Elina Fraga é populista, traidora, gulosa e promíscua. É? A fazer fé nos assobios raivosos com que a receberam os seus “companheiros” no congresso do PSD, bem como no que sobre ela foi sendo publicado nos últimos dias, relacionando-a com esquemas supostamente promíscuos na gestão da Ordem dos Advogados durante o período em que foi bastonária, parece ser – e não é pouco. Será?
Talvez sim. Ou não. Vamos por partes.
Sobre o populismo de que a acusou Marques Mendes no seu comentário televisivo semanal: a verdade é que Elina Fraga é uma criação de Marinho e Pinto, o príncipe decrépito do populismo indígena. Foi o agora deputado europeu (aquele que vociferou contra o salário milionário dos eurodeputados mas que nunca prescindiu de o auferir) que a escolheu para a sua equipa, criando posteriormente condições para que lhe sucedesse. Elina Marlene (é este o seu nome do meio) nunca desiludiu o criador: copiou-lhe o estilo e agitou histericamente muitas das suas bandeiras.

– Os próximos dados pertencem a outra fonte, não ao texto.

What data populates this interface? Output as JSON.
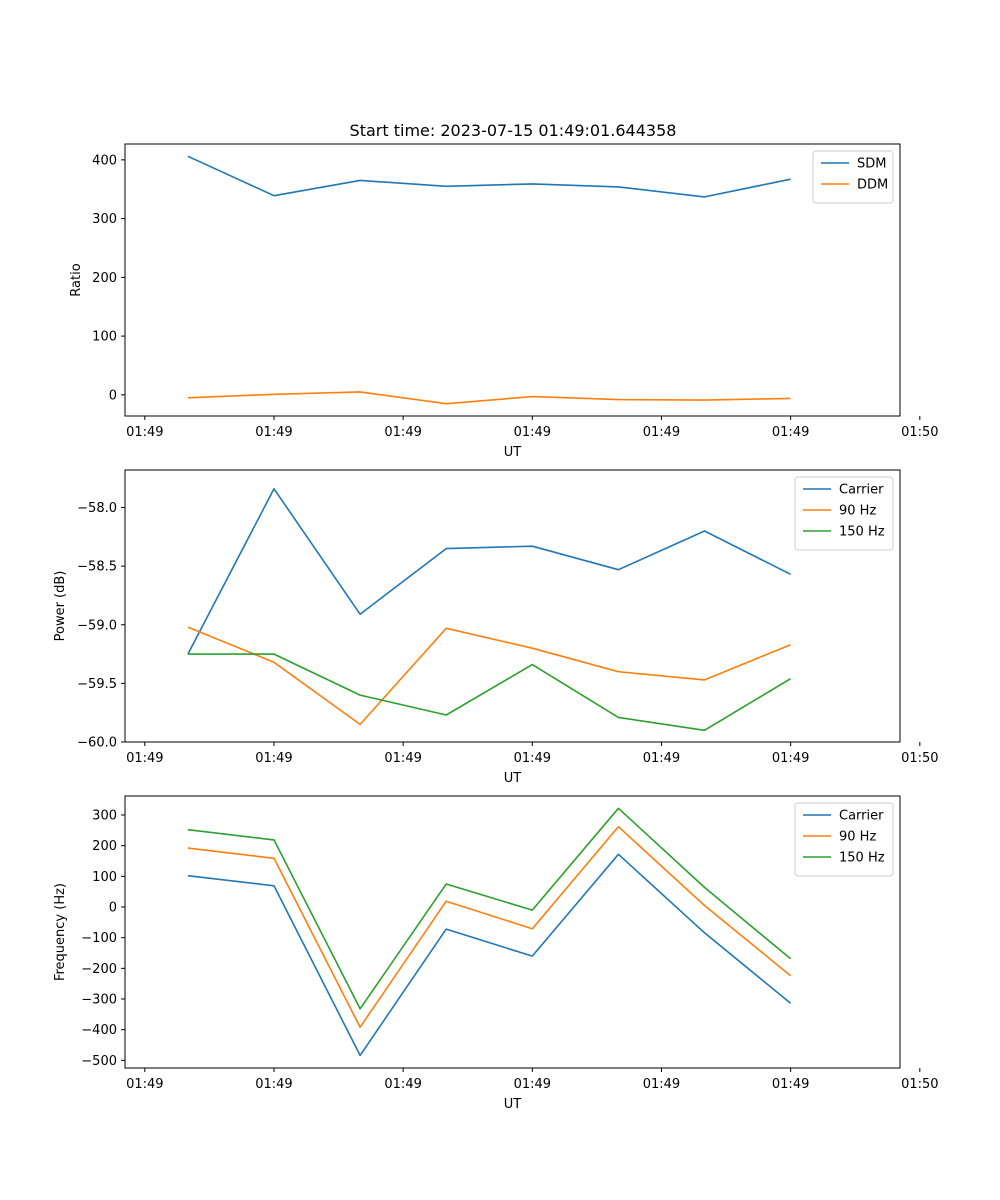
{
  "title": "Start time: 2023-07-15 01:49:01.644358",
  "chart_data": [
    {
      "type": "line",
      "ylabel": "Ratio",
      "xlabel": "UT",
      "x": [
        1,
        2,
        3,
        4,
        5,
        6,
        7,
        8
      ],
      "xlim": [
        0.27,
        9.27
      ],
      "xticks": [
        0.5,
        2.0,
        3.5,
        5.0,
        6.5,
        8.0,
        9.5
      ],
      "xtick_labels": [
        "01:49",
        "01:49",
        "01:49",
        "01:49",
        "01:49",
        "01:49",
        "01:50"
      ],
      "ylim": [
        -36,
        427
      ],
      "yticks": [
        0,
        100,
        200,
        300,
        400
      ],
      "ytick_labels": [
        "0",
        "100",
        "200",
        "300",
        "400"
      ],
      "legend_position": "top-right",
      "series": [
        {
          "name": "SDM",
          "color": "#1f77b4",
          "values": [
            406,
            339,
            365,
            355,
            359,
            354,
            337,
            367
          ]
        },
        {
          "name": "DDM",
          "color": "#ff7f0e",
          "values": [
            -5,
            1,
            5,
            -15,
            -3,
            -8,
            -9,
            -6
          ]
        }
      ]
    },
    {
      "type": "line",
      "ylabel": "Power (dB)",
      "xlabel": "UT",
      "x": [
        1,
        2,
        3,
        4,
        5,
        6,
        7,
        8
      ],
      "xlim": [
        0.27,
        9.27
      ],
      "xticks": [
        0.5,
        2.0,
        3.5,
        5.0,
        6.5,
        8.0,
        9.5
      ],
      "xtick_labels": [
        "01:49",
        "01:49",
        "01:49",
        "01:49",
        "01:49",
        "01:49",
        "01:50"
      ],
      "ylim": [
        -60.0,
        -57.68
      ],
      "yticks": [
        -60.0,
        -59.5,
        -59.0,
        -58.5,
        -58.0
      ],
      "ytick_labels": [
        "−60.0",
        "−59.5",
        "−59.0",
        "−58.5",
        "−58.0"
      ],
      "legend_position": "top-right",
      "series": [
        {
          "name": "Carrier",
          "color": "#1f77b4",
          "values": [
            -59.25,
            -57.84,
            -58.91,
            -58.35,
            -58.33,
            -58.53,
            -58.2,
            -58.57
          ]
        },
        {
          "name": "90 Hz",
          "color": "#ff7f0e",
          "values": [
            -59.02,
            -59.32,
            -59.85,
            -59.03,
            -59.2,
            -59.4,
            -59.47,
            -59.17
          ]
        },
        {
          "name": "150 Hz",
          "color": "#2ca02c",
          "values": [
            -59.25,
            -59.25,
            -59.6,
            -59.77,
            -59.34,
            -59.79,
            -59.9,
            -59.46
          ]
        }
      ]
    },
    {
      "type": "line",
      "ylabel": "Frequency (Hz)",
      "xlabel": "UT",
      "x": [
        1,
        2,
        3,
        4,
        5,
        6,
        7,
        8
      ],
      "xlim": [
        0.27,
        9.27
      ],
      "xticks": [
        0.5,
        2.0,
        3.5,
        5.0,
        6.5,
        8.0,
        9.5
      ],
      "xtick_labels": [
        "01:49",
        "01:49",
        "01:49",
        "01:49",
        "01:49",
        "01:49",
        "01:50"
      ],
      "ylim": [
        -525,
        362
      ],
      "yticks": [
        -500,
        -400,
        -300,
        -200,
        -100,
        0,
        100,
        200,
        300
      ],
      "ytick_labels": [
        "−500",
        "−400",
        "−300",
        "−200",
        "−100",
        "0",
        "100",
        "200",
        "300"
      ],
      "legend_position": "top-right",
      "series": [
        {
          "name": "Carrier",
          "color": "#1f77b4",
          "values": [
            102,
            69,
            -484,
            -72,
            -160,
            172,
            -84,
            -314
          ]
        },
        {
          "name": "90 Hz",
          "color": "#ff7f0e",
          "values": [
            192,
            159,
            -392,
            19,
            -71,
            262,
            5,
            -224
          ]
        },
        {
          "name": "150 Hz",
          "color": "#2ca02c",
          "values": [
            252,
            219,
            -332,
            75,
            -10,
            322,
            64,
            -169
          ]
        }
      ]
    }
  ]
}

Sobre a sua suposta gula e alegada promiscuidade: soube-se agora que a ex-bastonária está a ser investigada pelo Ministério Público por eventuais irregularidades na gestão da Ordem dos Advogados. Em causa estará, entre outras coisas menores, o facto de, dos cerca de 520 mil euros gastos pela Ordem em serviços jurídicos entre 2014 e 2016, 84% terem ido forrar os bolsos de apenas três advogados, sendo que um deles, Adérito Ferro Pires, é o antigo patrono de Elina, e outra, Carla Morgado, terá recebido, em aparente violação dos estatutos da Ordem, 37 mil euros em honorários. A mesma Carla Morgado que é agora sócia de Elina Fraga no escritório que partilham. Estranho? Muito difícil dizer que não.
Terá sido então por considerarem que Elina Fraga não possui arcaboiço ético para desempenhar um cargo no partido, que os militantes a assobiaram freneticamente no congresso do passado fim-de-semana? Nada disso.
Desgraçadamente, o problema do PSD – ou, vá lá, de algum PSD – com Elina tem a ver com tudo menos com a ética, que em política vale o equivalente à moral na obra de Oscar Wilde. O que inquieta os laranjinhas é outra coisa: as posições altamente críticas de Elina face à política de Justiça do Governo Passos Coelho e, tão ou mais importante do que isso, o seu discurso contra os conflitos de interesses que minam a credibilidade dos nossos deputados.
Sobre Justiça, Elina não disse nada que a esmagadora maioria da população não pensasse: que o sector estava a atravessar “uma depressão catatónica”, que havia uma “produção esquizofrénica de legislação” imposta de “forma autocrática”, que as custas judiciais eram “desproporcionais aos rendimentos das famílias”, constituindo “um obstáculo intransponível ao acesso à Justiça”. Sim, é verdade que
não se ficou pelos bitaites e apresentou uma queixa-crime contra os membros do Governo PSD/CDS que estiveram no Conselho de Ministros em que foi aprovado o mapa judiciário, mas isso é currículo, e não é só porque a iniciativa era má – é porque revela um desprendimento razoável relativamente ao partido a que pertence, o que, como sabemos, é um exercício que em Portugal é quase tão raro como o lince da Malcata.
Também as suas posições sobre a promiscuidade que alguns deputados que exercem advocacia mantêm com o mundo empresarial não são originais, mas são corajosas, tendo em conta a sua condição de militante de um partido em que esses casos são um clássico moderno. Disse Elina em entrevista ao Expresso: “Alguém pode atender um cliente de manhã e fazer uma lei à tarde capaz de abstratamente beneficiar esse cliente(…) existem [deputados] que veem a Assembleia da República como um centro de negócios, aproveitando a sua capacidade de influência e a sua rede de conhecimentos para promoverem uma angariação ilícita de clientela.” Valerá a pena dar exemplos práticos de deputados e ex-deputados do PSD que se deram muito bem no sector privado sem que tivessem aparente currículo em matéria de gestão?
Resumindo, baralhando e concluindo: o que está em causa no Elinagate não é a ex-bastonária, é aquilo que ela representa para um partido que tem ódio visceral a todos os que colocam em causa a sua relação heterodoxa (vamos chamar-lhe assim) com a ética no exercício da política.
Nada tenho contra os assobios a Elina Fraga. Mas preferia que eles acontecessem por motivos que não envergonhassem os militantes do PSD. Era mais saudável para o partido e mais higiénico para a democracia.